For all the brouhaha about the expanding power of the federal government, how come no one is out in the streets protestintg the massive expansion of the power of Fox News and its related ventures, which apparently includes the power to order confiscation of newspapers without a valid reason and otherwise restricting the rights of a free press (which seems like an odd priority for a media company, but...).

Think I'm wildly exaggerating? Not in these two disturbing cases, one on each coast.

In New York:

On Monday, I reported on an incident that took place at the News Corp. headquarters building in midtown Manhattan, where three volunteers handing out copies of a New York Post parody issue were detained and their newspapers confiscated.

The episode raised a couple of troubling questions: Why did NYPD officers take it upon themselves to interfere with citizens who were exercising their First Amendment rights without breaking the law? And did News Corp. -- a journalistic enterprise that has a vested interest in defending free speech -- have anything to do with it? The answers I've gotten are not reassuring.

What happened?

But that changed sometime after 7:30 a.m., when one of her fellow volunteers succeeded in placing a paper into the hand of News Corp. chairman Rupert Murdoch as he entered the building. Shortly after that, says Lockwood, two police officers who had been observing from a patrol car parked nearby approached her and instructed her to stop what she was doing.

Read the whole thing -- it's hard to not to reach the conclusion that New York police officers blocked the delivery of and even confiscated copies (as pictured at top) of a perfectly legal parody edition of the New York Post, perhaps at the behest of News Corp. exexs and maybe even Rupert Murdoch himself. That's alarming, and I hope the proper authorities in NYC investigate what happened here. The news comes at the same time that Fox News is reportedly seeking to block journalism on the other coast:

There will be no press credentials for the sold-out "Welcome Home Glenn Beck" event, 7:30 p.m. Saturday at McIntyre Hall — with the exception of one member of the local press who will accompany Mayor Bud Norris.

Norris, who planned the instantly controversial evening, said the directive came from Fox News and syndicated-radio personality Beck and his representatives, and that he wasn't told why: "No, I didn't ask for a reason." Norris said he would be choosing the one reporter allowed but hadn't decided who it will be.

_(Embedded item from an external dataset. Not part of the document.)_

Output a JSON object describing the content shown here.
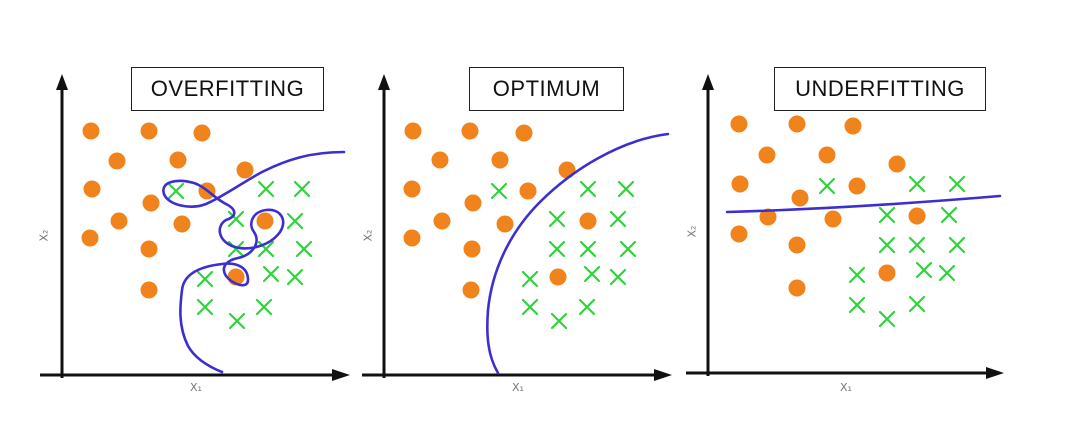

The event in Washington State sure sounds like a public event -- the mayor of the town where Beck grew up giving him the keys to the city -- except that you need to buy $25 tickets and the press is mostly barred. The whole thing is kind of silly -- I'm sure a few reporters will pay $25 to "infiltrate" the ceremony -- but it just shows how Fox News tries to have it both way, bragging about its commitment to journalism even though its institutional and cultural values are basically hostile to journalism and a free press. Maybe someone can hire James O'Keffe and Hannah Giles to sneak into the Beck event with a hidden camera.